I agree thats why i am getting one for now


----------



## gmaske (Jan 7, 2008)

Another one is bitten!!!
Same thing happened to me. I was enjoying my Ruger P345 at the range and got to talking with another guy. So he says, here, try mine! Well, within a week I had ordered my own 1911. Funny.....I don't shoot that other pistol much anymore. There is something special about a 1911.


----------



## DevilsJohnson (Oct 21, 2007)

I own 13 pistols and 6 of them are 1911's or clones. One gun I own is a FIE Derringer that I never shoot. So I guess it doesn't count. o then 12 pistols and half are 1911's..heh. 2-3 more I think Ill be good. That's what ?I keep telling my self anyway.


----------



## gmaske (Jan 7, 2008)

gmaske said:


> Another one is bitten!!!
> Same thing happened to me. I was enjoying my Ruger P345 at the range and got to talking with another guy. So he says, here, try mine! Well, within a week I had ordered my own 1911. Funny.....I don't shoot that other pistol much anymore. There is something special about a 1911.

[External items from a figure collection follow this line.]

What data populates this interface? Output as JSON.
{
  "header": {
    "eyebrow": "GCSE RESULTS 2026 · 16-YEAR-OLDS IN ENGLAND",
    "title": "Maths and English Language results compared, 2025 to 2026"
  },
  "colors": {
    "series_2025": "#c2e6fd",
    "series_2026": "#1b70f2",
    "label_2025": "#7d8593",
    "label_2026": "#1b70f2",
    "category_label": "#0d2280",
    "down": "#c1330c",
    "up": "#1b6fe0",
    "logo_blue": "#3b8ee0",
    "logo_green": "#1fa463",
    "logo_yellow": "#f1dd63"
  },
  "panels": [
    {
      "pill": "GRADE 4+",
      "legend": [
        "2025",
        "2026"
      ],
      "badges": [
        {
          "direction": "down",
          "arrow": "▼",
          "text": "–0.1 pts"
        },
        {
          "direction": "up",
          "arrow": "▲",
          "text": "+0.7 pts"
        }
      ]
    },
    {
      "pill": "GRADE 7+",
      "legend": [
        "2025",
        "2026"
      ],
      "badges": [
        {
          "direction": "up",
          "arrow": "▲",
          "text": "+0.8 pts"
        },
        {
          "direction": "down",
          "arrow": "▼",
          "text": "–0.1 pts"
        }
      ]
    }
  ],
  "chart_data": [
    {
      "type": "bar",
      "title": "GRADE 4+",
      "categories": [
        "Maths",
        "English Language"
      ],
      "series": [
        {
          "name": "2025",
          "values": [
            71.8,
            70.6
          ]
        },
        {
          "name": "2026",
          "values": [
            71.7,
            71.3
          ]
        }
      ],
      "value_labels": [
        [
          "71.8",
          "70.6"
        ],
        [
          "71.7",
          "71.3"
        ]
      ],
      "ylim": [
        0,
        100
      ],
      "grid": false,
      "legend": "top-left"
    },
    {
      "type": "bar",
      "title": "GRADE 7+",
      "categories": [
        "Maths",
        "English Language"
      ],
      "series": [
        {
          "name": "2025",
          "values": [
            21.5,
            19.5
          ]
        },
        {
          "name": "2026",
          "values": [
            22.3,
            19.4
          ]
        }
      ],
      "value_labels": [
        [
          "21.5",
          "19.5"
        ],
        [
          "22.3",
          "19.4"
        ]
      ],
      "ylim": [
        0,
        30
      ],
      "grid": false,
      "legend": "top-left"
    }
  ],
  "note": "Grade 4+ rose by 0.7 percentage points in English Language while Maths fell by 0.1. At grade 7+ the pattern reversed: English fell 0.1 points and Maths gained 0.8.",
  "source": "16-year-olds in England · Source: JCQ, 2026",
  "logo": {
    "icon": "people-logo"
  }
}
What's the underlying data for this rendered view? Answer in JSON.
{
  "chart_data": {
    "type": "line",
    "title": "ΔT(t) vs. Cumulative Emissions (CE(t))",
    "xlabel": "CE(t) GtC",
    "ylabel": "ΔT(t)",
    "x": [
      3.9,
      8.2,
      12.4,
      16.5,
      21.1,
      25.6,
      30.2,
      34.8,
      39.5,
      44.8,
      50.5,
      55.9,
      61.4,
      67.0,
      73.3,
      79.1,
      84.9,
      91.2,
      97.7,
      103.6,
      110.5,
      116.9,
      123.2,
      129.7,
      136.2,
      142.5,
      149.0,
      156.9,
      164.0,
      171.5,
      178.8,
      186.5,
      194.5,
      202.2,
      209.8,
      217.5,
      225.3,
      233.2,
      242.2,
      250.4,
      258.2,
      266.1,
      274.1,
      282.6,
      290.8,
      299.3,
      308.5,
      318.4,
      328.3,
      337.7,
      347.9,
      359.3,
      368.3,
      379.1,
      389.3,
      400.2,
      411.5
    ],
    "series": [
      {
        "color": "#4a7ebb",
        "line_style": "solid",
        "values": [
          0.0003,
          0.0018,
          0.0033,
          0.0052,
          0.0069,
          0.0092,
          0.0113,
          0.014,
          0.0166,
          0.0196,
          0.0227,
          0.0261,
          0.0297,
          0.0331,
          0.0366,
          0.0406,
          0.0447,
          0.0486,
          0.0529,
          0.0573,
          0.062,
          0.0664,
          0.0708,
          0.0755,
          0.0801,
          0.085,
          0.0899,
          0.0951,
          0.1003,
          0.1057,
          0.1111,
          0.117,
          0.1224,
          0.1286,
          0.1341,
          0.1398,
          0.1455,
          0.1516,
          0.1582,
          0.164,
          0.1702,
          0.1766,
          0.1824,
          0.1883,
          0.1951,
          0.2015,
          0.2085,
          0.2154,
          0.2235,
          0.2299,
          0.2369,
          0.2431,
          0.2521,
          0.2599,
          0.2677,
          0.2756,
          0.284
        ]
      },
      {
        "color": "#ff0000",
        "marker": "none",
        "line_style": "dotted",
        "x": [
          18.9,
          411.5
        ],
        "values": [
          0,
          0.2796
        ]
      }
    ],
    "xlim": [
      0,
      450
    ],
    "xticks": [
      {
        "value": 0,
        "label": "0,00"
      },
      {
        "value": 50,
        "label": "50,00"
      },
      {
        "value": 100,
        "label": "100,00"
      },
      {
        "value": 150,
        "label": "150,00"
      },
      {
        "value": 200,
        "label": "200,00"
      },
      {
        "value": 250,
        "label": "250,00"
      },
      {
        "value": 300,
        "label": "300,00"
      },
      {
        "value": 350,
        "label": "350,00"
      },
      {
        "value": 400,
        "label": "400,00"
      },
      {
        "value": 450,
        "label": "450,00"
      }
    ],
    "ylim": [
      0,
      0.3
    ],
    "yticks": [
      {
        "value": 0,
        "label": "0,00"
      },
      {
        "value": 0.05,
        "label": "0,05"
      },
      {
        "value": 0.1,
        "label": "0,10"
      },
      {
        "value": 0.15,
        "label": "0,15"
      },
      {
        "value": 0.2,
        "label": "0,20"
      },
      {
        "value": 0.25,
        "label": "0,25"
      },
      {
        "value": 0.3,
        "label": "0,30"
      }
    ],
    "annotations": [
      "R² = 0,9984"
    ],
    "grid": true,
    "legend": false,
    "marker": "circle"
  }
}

Expanding on the above: There is a reason it has endured for as long as it has. The 1911 is everything a pistol should be and none of the stuff it shouldn't be. The safeties are were they should be and the pistol is ready at the bat of an eye for action if it is carried "Cocked & Locked" yet is as safe as anything out there. It points naturally for most. The weight, balance and size are close to perfect. The pistol is a work of genius. To some it is the perfect combat pistol. Not many fire arms designed that long ago are still being made. Some things are just *"RIGHT"* and the 1911 is one of them.


----------



## DevilsJohnson (Oct 21, 2007)

Yeah, when you think about it there have been very few changes over all this time. and you can look at so many other weapons and see where the 1911 was a major influence.


----------